The early Church recognized Peter's special role.



Today’s Gospel tells us that Peter was to have a special role among the Apostles. It is interesting that Peter’s commissioning in John’s final chapter is book-ended by an incident in Chapter One of John’s Gospel. Back then Simon’s brother Andrew brought him to meet Jesus. When Jesus saw him he said, “You are Simon, son of John. You will be called Kephas.” That was the Aramaic word for the kind of rock used for foundations. There is no other instance of its being used as a man’s proper name. The Latin for Kephas was Petrus.

Most people feel that the reason Jesus three times asked Peter if he loved him was that Peter had three times denied him. While going along with that, scholars also point out that great offices were ceremoniously conferred by a threefold formula of bestowal. (There does not seem to be any symbolic difference between Jesus saying feed the lambs and feed the sheep.)
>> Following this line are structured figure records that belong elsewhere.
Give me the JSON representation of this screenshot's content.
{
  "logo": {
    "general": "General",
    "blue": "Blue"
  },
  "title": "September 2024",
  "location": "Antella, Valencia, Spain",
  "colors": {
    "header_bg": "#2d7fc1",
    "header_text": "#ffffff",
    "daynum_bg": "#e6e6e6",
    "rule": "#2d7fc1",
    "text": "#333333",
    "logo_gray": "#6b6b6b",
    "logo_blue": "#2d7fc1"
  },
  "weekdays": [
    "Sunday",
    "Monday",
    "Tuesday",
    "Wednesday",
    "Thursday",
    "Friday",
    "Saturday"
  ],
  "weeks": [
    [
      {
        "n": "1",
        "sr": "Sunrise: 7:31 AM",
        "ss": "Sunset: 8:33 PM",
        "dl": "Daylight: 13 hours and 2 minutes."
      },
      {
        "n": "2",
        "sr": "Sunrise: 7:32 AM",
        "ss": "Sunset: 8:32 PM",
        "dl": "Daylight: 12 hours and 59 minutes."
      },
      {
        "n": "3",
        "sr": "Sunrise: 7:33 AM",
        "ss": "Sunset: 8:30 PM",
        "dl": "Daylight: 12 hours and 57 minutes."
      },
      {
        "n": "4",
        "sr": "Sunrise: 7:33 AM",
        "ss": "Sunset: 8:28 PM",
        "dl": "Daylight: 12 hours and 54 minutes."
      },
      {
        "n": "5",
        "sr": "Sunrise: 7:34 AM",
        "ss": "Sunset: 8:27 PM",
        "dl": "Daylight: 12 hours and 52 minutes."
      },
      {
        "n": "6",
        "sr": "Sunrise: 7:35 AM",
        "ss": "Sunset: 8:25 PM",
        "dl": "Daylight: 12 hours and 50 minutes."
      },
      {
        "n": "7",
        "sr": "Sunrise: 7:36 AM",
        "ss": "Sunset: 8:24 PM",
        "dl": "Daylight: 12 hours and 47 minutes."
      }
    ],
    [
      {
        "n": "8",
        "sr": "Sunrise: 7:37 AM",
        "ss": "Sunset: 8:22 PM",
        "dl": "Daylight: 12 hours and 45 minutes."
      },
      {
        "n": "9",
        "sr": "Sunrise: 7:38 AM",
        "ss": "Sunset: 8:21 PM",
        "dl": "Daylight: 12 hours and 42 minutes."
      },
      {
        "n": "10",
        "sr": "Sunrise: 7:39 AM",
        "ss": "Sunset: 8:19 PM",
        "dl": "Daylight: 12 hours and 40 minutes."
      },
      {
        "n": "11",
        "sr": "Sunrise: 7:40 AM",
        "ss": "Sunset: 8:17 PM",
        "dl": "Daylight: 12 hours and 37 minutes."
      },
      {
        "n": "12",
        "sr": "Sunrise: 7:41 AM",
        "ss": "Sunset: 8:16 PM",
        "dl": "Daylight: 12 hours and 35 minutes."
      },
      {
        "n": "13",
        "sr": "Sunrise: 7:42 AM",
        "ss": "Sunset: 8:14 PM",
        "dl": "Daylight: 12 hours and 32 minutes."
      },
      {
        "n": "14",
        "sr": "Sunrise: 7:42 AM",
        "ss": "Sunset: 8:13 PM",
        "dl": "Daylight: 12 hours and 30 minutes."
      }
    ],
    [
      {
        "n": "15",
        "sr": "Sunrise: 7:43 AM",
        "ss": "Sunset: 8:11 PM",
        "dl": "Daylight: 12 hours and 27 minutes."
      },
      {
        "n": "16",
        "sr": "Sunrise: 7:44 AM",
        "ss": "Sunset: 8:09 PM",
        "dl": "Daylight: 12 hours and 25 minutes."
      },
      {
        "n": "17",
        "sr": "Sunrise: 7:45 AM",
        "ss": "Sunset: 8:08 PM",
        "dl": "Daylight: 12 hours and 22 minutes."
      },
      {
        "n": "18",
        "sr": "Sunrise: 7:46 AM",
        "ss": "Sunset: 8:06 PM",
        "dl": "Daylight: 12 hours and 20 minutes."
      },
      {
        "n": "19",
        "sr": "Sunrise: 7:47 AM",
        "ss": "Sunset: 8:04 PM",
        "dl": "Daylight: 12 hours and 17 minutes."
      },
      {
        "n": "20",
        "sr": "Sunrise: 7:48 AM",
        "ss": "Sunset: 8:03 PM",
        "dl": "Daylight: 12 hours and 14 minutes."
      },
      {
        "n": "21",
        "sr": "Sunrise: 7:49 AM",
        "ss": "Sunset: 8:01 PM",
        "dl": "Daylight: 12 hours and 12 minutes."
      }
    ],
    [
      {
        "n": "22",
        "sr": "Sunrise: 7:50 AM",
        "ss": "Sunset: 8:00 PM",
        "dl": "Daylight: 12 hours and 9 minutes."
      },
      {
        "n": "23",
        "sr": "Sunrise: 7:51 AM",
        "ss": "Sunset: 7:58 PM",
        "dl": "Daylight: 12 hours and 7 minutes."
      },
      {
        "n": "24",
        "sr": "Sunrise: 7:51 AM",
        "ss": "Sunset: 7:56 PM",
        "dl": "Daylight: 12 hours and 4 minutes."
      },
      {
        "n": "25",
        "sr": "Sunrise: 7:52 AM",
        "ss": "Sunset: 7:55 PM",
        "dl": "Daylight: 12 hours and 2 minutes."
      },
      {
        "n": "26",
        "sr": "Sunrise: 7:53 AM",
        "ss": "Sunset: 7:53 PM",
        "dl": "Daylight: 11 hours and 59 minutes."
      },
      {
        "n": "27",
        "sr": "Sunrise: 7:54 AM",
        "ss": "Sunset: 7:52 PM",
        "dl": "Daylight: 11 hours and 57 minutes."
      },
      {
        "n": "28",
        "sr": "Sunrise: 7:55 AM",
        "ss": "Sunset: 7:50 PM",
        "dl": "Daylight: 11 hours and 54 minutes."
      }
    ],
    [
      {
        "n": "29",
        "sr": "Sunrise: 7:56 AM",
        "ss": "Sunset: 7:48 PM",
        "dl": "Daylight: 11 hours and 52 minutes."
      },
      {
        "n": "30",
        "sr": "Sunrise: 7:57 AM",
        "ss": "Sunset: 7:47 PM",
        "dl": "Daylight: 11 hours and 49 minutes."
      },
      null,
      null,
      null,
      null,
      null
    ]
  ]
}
We usually consider these places in John’s Gospel in conjunction with the passage in Matthew where Jesus said, “You are Peter, and on this rock I will build my church, and the gates of hell will not prevail against it.”  They point to Peter’s obvious leading role, as do incidents in the Acts of the Apostles and in Paul’s letters.  Church History then confirms the acceptance of the authority of Peter’s successors as bishops of Rome.

I like St. Cyprian’s witness to the pope’s authority. In 255 as bishop of Carthage he was engaged in many debates with Pope Stephen over the pope’s right to choose bishops for North Africa, yet Cyprian wrote a stirring defense of the need for individual dioceses to be in union with Rome if they wanted to belong to the Catholic Church.